New research raises the scary prospect that Alzheimer’s could be transmissible in a similar way to infectious prion diseases.
The brain damage seen with Alzheimer’s may originate in a form similar to that of diseases such as bovine spongiform encephalopathy – mad cow disease – and Creutzfeldt-Jakob, says a team at the University of Texas Health Science Center in Houston.
“”The underlying mechanism of Alzheimer’s disease is very similar to the prion diseases,” says neurology professor Claudio Soto.
“It involves a normal protein that becomes misshapen and is able to spread by transforming good proteins to bad ones.
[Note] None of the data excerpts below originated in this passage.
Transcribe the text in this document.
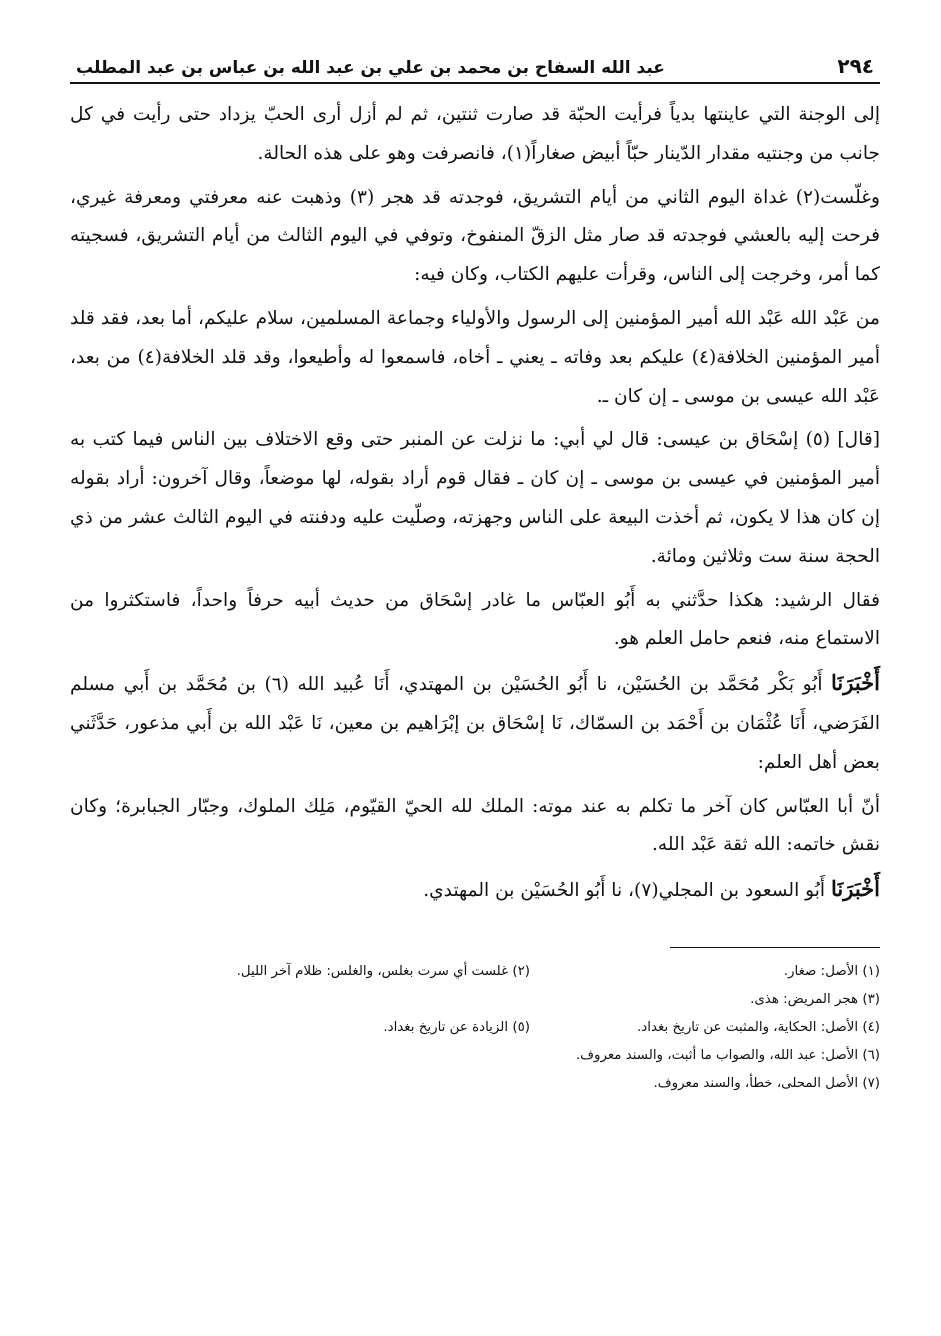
٢٩٤
عبد الله السفاح بن محمد بن علي بن عبد الله بن عباس بن عبد المطلب

إلى الوجنة التي عاينتها بدياً فرأيت الحبّة قد صارت ثنتين، ثم لم أزل أرى الحبّ يزداد حتى رأيت في كل جانب من وجنتيه مقدار الدّينار حبّاً أبيض صغاراً(١)، فانصرفت وهو على هذه الحالة.

وغلّست(٢) غداة اليوم الثاني من أيام التشريق، فوجدته قد هجر (٣) وذهبت عنه معرفتي ومعرفة غيري، فرحت إليه بالعشي فوجدته قد صار مثل الزقّ المنفوخ، وتوفي في اليوم الثالث من أيام التشريق، فسجيته كما أمر، وخرجت إلى الناس، وقرأت عليهم الكتاب، وكان فيه:

من عَبْد الله عَبْد الله أمير المؤمنين إلى الرسول والأولياء وجماعة المسلمين، سلام عليكم، أما بعد، فقد قلد أمير المؤمنين الخلافة(٤) عليكم بعد وفاته ـ يعني ـ أخاه، فاسمعوا له وأطيعوا، وقد قلد الخلافة(٤) من بعد، عَبْد الله عيسى بن موسى ـ إن كان ـ.

[قال] (٥) إسْحَاق بن عيسى: قال لي أبي: ما نزلت عن المنبر حتى وقع الاختلاف بين الناس فيما كتب به أمير المؤمنين في عيسى بن موسى ـ إن كان ـ فقال قوم أراد بقوله، لها موضعاً، وقال آخرون: أراد بقوله إن كان هذا لا يكون، ثم أخذت البيعة على الناس وجهزته، وصلّيت عليه ودفنته في اليوم الثالث عشر من ذي الحجة سنة ست وثلاثين ومائة.

فقال الرشيد: هكذا حدَّثني به أَبُو العبّاس ما غادر إسْحَاق من حديث أبيه حرفاً واحداً، فاستكثروا من الاستماع منه، فنعم حامل العلم هو.

أَخْبَرَنَا أَبُو بَكْر مُحَمَّد بن الحُسَيْن، نا أَبُو الحُسَيْن بن المهتدي، أَنَا عُبيد الله (٦) بن مُحَمَّد بن أَبي مسلم الفَرَضي، أَنَا عُثْمَان بن أَحْمَد بن السمّاك، نَا إسْحَاق بن إبْرَاهيم بن معين، نَا عَبْد الله بن أَبي مذعور، حَدَّثَني بعض أهل العلم:

أنّ أبا العبّاس كان آخر ما تكلم به عند موته: الملك لله الحيّ القيّوم، مَلِك الملوك، وجبّار الجبابرة؛ وكان نقش خاتمه: الله ثقة عَبْد الله.

أَخْبَرَنَا أَبُو السعود بن المجلي(٧)، نا أَبُو الحُسَيْن بن المهتدي.

(١) الأصل: صغار.
(٢) غلست أي سرت بغلس، والغلس: ظلام آخر الليل.
(٣) هجر المريض: هذى.
(٤) الأصل: الحكاية، والمثبت عن تاريخ بغداد.
(٥) الزيادة عن تاريخ بغداد.
(٦) الأصل: عبد الله، والصواب ما أثبت، والسند معروف.
(٧) الأصل المحلى، خطأ، والسند معروف.
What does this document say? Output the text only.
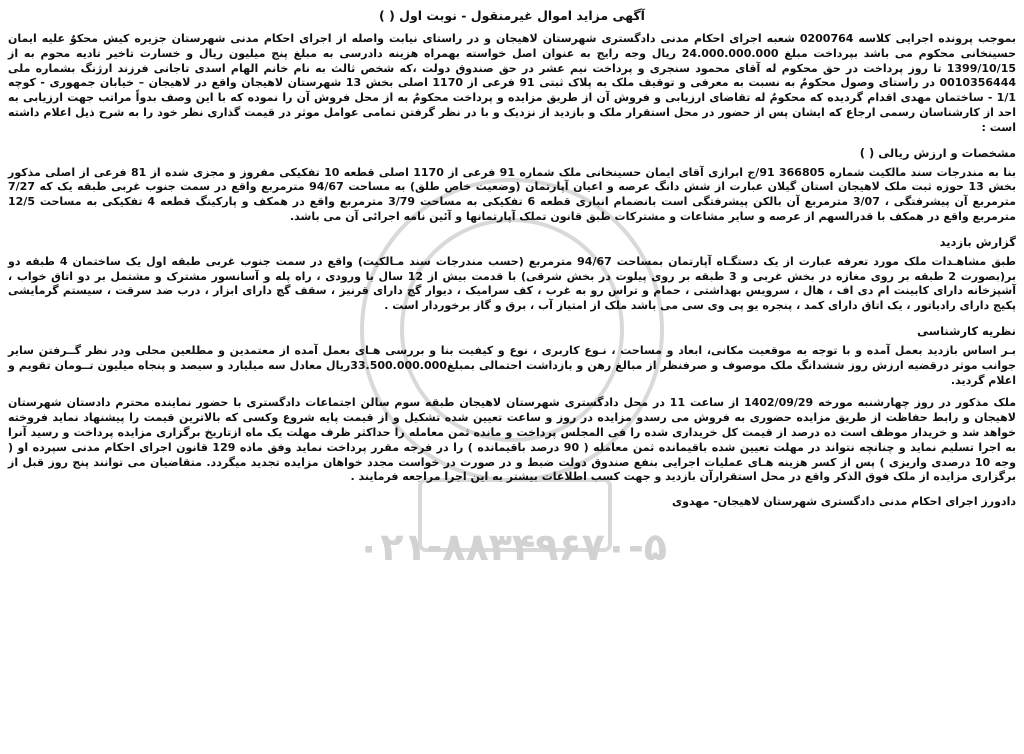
۰۲۱-۸۸۳۴۹۶۷۰-۵
آگهی مزاید اموال غیرمنقول - نوبت اول ( )

بموجب پرونده اجرایی کلاسه 0200764 شعبه اجرای احکام مدنی دادگستری شهرستان لاهیجان و در راستای نیابت واصله از اجرای احکام مدنی شهرستان جزیره کیش محکوٌ علیه ایمان حسینخانی محکوم می باشد بپرداخت مبلغ 24.000.000.000 ریال وجه رایج به عنوان اصل خواسته بهمراه هزینه دادرسی به مبلغ پنج میلیون ریال و خسارت تاخیر تادیه محوم به از 1399/10/15 تا روز پرداخت در حق محکوم له آقای محمود سنجری و پرداخت نیم عشر در حق صندوق دولت ،که شخص ثالث به نام خانم الهام اسدی تاجانی فرزند ارژنگ بشماره ملی 0010356444 در راستای وصول محکومٌ به نسبت به معرفی و توقیف ملک به پلاک ثبتی 91 فرعی از 1170 اصلی بخش 13 شهرستان لاهیجان واقع در لاهیجان – خیابان جمهوری - کوچه 1/1 - ساختمان مهدی اقدام گردیده که محکومٌ له تقاضای ارزیابی و فروش آن از طریق مزایده و پرداخت محکومٌ به از محل فروش آن را نموده که با این وصف بدواً مراتب جهت ارزیابی به احد از کارشناسان رسمی ارجاع که ایشان پس از حضور در محل استقرار ملک و بازدید از نزدیک و با در نظر گرفتن تمامی عوامل موثر در قیمت گذاری نظر خود را به شرح ذیل اعلام داشته است :

مشخصات و ارزش ریالی ( )

بنا به مندرجات سند مالکیت شماره 366805 91/ج ابرازی آقای ایمان حسینخانی ملک شماره 91 فرعی از 1170 اصلی قطعه 10 تفکیکی مفروز و مجزی شده از 81 فرعی از اصلی مذکور بخش 13 حوزه ثبت ملک لاهیجان استان گیلان عبارت از شش دانگ عرصه و اعیان آپارتمان (وضعیت خاص طلق) به مساحت 94/67 مترمربع واقع در سمت جنوب غربی طبقه یک که 7/27 مترمربع آن پیشرفتگی ، 3/07 مترمربع آن بالکن پیشرفتگی است بانضمام انباری قطعه 6 تفکیکی به مساحت 3/79 مترمربع واقع در همکف و پارکینگ قطعه 4 تفکیکی به مساحت 12/5 مترمربع واقع در همکف با قدرالسهم از عرصه و سایر مشاعات و مشترکات طبق قانون تملک آپارتمانها و آئین نامه اجرائی آن می باشد.

گزارش بازدید

طبق مشاهـدات ملک مورد تعرفه عبارت از یک دستگـاه آپارتمان بمساحت 94/67 مترمربع (حسب مندرجات سند مـالکیت) واقع در سمت جنوب غربی طبقه اول یک ساختمان 4 طبقه دو بر(بصورت 2 طبقه بر روی مغازه در بخش غربی و 3 طبقه بر روی پیلوت در بخش شرقی) با قدمت بیش از 12 سال با ورودی ، راه پله و آسانسور مشترک و مشتمل بر دو اتاق خواب ، آشپزخانه دارای کابینت ام دی اف ، هال ، سرویس بهداشتی ، حمام و تراس رو به غرب ، کف سرامیک ، دیوار گچ دارای قرنیز ، سقف گچ دارای ابزار ، درب ضد سرقت ، سیستم گرمایشی پکیج دارای رادیاتور ، یک اتاق دارای کمد ، پنجره یو پی وی سی می باشد ملک از امتیاز آب ، برق و گاز برخوردار است .

نظریه کارشناسی

بـر اساس بازدید بعمل آمده و با توجه به موقعیت مکانی، ابعاد و مساحت ، نـوع کاربری ، نوع و کیفیت بنا و بررسی هـای بعمل آمده از معتمدین و مطلعین محلی ودر نظر گــرفتن سایر جوانب موثر درقضیه ارزش روز ششدانگ ملک موصوف و صرفنظر از مبالغ رهن و بازداشت احتمالی بمبلغ33.500.000.000ریال معادل سه میلیارد و سیصد و پنجاه میلیون تــومان تقویم و اعلام گردید.

ملک مذکور در روز چهارشنبه مورخه 1402/09/29 از ساعت 11 در محل دادگستری شهرستان لاهیجان طبقه سوم سالن اجتماعات دادگستری با حضور نماینده محترم دادستان شهرستان لاهیجان و رابط حفاظت از طریق مزایده حضوری به فروش می رسدو مزایده در روز و ساعت تعیین شده تشکیل و از قیمت پایه شروع وکسی که بالاترین قیمت را پیشنهاد نماید فروخته خواهد شد و خریدار موظف است ده درصد از قیمت کل خریداری شده را فی المجلس پرداخت و مانده ثمن معامله را حداکثر ظرف مهلت یک ماه ازتاریخ برگزاری مزایده پرداخت و رسید آنرا به اجرا تسلیم نماید و چنانچه نتواند در مهلت تعیین شده باقیمانده ثمن معامله ( 90 درصد باقیمانده ) را در فرجه مقرر پرداخت نماید وفق ماده 129 قانون اجرای احکام مدنی سپرده او ( وجه 10 درصدی واریزی ) پس از کسر هزینه هـای عملیات اجرایی بنفع صندوق دولت ضبط و در صورت در خواست مجدد خواهان مزایده تجدید میگردد. متقاضیان می توانند پنج روز قبل از برگزاری مزایده از ملک فوق الذکر واقع در محل استقرارآن بازدید و جهت کسب اطلاعات بیشتر به این اجرا مراجعه فرمایند .

دادورز اجرای احکام مدنی دادگستری شهرستان لاهیجان- مهدوی
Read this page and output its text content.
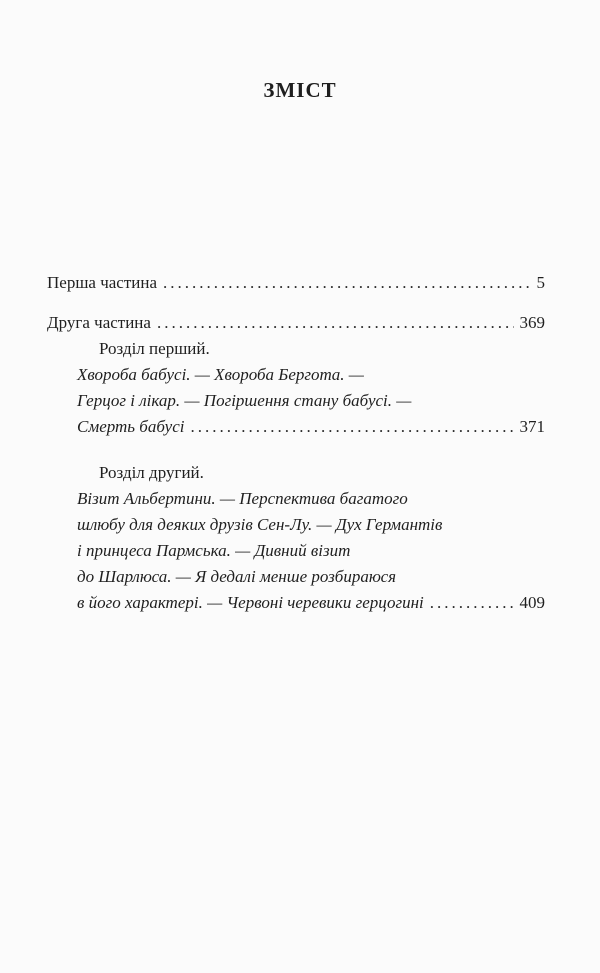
ЗМІСТ
Перша частина .....	5
Друга частина .....	369
Розділ перший.
Хвороба бабусі. — Хвороба Берготa. —
Герцог і лікар. — Погіршення стану бабусі. —
Смерть бабусі .....	371
Розділ другий.
Візит Альбертини. — Перспектива багатого
шлюбу для деяких друзів Сен-Лу. — Дух Германтів
і принцеса Пармська. — Дивний візит
до Шарлюса. — Я дедалі менше розбираюся
в його характері. — Червоні черевики герцогині .....	409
The bad proteins accumulate in the brain, forming plaque deposits that are believed to kill neuron cells in Alzheimer’s.”
Alzheimer’s is a form of progressive dementia that affects memory, thinking and behavior. There are around 5.4 million affected individuals in the US, of whom 90 percent suffer from a sporadic form. It’s the sixth leading cause of death in the country, according to the Alzheimer’s Association.
The team injected the brain tissue of a confirmed Alzheimer’s patient into mice, and compared the results to those from injected tissue of a control without the disease.
None of the mice injected with the control showed signs of Alzheimer’s, whereas all of those injected with Alzheimer’s brain extracts developed plaques and other brain alterations typical of the disease.
“The mouse developed Alzheimer’s over time and it spread to other portions of the brain,” says Soto.
“We are currently working on whether disease transmission can happen in real life under more natural routes of exposure.”